Here are a few observations from that last equation:

  • The term \(\mbox{Pr}( \mbox{ data } | \mbox{ parameters })\) is similar to the model data residual, or the standard likelihood function.
  • If we think of the term \(\mbox{Pr}( \mbox{ parameters })\), then prior information is a multiplicative effect on the likelihood function - this is good news! You will demonstrate in the homework that the log likelihood is related to the cost function - so when we added that additional term to form \(\tilde{S}(b)\), we accounted for the prior information correctly.

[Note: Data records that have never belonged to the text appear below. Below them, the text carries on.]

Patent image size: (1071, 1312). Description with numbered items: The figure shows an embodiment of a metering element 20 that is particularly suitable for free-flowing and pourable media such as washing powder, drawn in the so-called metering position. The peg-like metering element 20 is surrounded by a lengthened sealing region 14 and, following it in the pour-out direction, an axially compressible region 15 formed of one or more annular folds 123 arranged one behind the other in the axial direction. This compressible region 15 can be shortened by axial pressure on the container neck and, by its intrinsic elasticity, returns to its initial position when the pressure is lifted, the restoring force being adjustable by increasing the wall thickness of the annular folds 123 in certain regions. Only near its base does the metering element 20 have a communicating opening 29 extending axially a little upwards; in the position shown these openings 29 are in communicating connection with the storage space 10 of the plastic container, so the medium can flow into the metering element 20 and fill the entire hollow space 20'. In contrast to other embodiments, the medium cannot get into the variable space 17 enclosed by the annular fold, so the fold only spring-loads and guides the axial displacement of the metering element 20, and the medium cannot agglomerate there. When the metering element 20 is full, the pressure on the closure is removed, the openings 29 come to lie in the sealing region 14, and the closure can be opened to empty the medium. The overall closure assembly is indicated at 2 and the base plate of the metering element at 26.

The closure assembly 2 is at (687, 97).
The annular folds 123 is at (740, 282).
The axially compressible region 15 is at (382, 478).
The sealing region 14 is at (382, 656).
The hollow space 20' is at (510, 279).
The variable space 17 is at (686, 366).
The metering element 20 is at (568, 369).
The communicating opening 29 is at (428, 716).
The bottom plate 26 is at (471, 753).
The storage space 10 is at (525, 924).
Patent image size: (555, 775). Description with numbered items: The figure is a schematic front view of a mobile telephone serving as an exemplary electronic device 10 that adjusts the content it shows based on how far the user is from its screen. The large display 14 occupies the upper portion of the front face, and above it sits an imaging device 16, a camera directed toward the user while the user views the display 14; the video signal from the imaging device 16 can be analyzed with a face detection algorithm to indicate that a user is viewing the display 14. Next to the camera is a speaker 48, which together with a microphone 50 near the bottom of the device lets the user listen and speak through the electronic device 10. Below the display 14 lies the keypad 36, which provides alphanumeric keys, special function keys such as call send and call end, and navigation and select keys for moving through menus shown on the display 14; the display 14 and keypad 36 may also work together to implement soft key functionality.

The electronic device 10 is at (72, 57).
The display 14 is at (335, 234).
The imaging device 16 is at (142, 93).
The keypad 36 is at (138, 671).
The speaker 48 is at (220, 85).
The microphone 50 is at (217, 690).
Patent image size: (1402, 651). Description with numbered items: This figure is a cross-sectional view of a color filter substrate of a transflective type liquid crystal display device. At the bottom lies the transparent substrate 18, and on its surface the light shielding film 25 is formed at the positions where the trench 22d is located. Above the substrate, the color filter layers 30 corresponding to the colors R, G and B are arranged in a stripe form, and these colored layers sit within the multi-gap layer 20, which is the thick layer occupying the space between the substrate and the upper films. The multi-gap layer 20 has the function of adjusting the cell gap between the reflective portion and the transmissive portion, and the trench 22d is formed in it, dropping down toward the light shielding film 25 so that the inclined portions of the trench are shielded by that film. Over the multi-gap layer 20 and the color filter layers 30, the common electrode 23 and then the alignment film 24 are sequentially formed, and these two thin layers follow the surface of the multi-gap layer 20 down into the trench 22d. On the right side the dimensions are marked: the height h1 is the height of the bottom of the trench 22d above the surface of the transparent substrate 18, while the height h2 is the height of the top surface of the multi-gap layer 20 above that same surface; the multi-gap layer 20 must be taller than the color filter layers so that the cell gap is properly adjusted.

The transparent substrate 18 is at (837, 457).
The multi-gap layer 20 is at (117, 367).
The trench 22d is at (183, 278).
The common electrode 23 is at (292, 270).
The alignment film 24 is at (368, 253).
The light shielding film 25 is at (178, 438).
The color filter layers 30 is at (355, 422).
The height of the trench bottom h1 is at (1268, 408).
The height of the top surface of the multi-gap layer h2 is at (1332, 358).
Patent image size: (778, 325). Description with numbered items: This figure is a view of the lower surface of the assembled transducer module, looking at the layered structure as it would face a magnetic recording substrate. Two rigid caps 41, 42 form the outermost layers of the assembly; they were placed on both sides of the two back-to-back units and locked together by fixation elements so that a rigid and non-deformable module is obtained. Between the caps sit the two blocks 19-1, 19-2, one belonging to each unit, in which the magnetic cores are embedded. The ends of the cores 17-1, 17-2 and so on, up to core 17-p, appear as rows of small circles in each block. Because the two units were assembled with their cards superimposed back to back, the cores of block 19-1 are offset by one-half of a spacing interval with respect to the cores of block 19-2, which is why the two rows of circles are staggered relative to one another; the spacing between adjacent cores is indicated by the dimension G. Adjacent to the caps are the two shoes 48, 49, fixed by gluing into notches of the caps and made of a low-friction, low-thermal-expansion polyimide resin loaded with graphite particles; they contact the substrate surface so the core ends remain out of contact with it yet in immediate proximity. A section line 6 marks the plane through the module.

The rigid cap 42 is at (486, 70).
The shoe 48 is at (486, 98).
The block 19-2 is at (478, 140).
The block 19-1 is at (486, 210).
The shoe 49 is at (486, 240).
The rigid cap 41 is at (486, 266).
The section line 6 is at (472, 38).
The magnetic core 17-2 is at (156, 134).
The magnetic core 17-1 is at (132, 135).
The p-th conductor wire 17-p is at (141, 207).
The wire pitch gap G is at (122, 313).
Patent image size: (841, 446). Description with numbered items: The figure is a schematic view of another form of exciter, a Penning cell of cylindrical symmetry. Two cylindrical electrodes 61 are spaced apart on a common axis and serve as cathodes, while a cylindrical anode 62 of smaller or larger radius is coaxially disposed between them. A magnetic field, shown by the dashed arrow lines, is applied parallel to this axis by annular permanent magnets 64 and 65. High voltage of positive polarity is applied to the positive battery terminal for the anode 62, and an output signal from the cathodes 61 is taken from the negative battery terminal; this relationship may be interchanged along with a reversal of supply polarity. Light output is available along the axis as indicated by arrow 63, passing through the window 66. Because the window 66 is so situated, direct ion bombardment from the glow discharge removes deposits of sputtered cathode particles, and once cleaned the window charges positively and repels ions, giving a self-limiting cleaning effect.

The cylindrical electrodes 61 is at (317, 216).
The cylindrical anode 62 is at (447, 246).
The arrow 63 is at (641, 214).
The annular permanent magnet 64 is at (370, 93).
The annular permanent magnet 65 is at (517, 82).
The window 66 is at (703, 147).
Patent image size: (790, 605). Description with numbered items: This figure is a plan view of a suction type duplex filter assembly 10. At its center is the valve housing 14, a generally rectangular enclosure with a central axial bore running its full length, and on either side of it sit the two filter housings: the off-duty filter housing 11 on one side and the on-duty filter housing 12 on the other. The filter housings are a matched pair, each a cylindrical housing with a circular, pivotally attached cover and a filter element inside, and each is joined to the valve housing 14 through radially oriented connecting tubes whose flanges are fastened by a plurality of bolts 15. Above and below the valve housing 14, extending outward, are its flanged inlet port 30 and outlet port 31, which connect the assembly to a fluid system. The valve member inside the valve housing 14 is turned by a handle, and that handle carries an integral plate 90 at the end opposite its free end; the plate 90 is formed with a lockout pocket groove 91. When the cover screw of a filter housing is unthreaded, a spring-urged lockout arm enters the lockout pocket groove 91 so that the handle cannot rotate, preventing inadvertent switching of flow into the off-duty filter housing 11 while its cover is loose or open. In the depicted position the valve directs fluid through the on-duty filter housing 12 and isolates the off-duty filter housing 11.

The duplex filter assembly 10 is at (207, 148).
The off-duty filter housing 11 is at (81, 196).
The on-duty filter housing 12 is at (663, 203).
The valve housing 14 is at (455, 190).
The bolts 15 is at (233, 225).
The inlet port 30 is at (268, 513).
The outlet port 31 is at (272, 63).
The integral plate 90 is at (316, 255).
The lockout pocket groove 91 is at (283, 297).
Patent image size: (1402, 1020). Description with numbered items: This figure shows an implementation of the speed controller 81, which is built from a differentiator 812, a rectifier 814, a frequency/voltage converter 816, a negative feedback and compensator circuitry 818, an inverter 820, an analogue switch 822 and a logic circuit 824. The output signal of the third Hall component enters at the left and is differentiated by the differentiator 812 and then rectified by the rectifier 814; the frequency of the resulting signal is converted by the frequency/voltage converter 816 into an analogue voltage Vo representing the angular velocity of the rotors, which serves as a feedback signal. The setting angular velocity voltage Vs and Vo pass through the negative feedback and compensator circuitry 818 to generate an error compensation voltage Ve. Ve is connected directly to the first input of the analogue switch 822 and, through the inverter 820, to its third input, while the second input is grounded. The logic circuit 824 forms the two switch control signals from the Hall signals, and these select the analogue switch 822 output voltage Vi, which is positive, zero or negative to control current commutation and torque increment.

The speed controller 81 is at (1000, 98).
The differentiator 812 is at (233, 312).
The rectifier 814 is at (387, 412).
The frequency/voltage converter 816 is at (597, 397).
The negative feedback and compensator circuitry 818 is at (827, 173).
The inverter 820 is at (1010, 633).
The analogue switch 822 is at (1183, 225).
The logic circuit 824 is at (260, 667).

  • The expression \(\mbox{Pr}( \mbox{ parameters } | \mbox{ data })\) is the start of a framework for a probability density function, which should integrate to unity. (You will explore this more if you study probability theory.) In many cases we select parameters that optimize a likelihood or cost function. So the expression in the denominator (\(\mbox{Pr}(\mbox{ data })\) ) does not change the location of the optimum values. This denominator term is called a normalizing constant.

In the following sections we will explore Bayes’ Rule in action and how to utilize it for different types of cost functions, but wow - we made some significant progress in our conceptual understanding of how to incorporate models and data.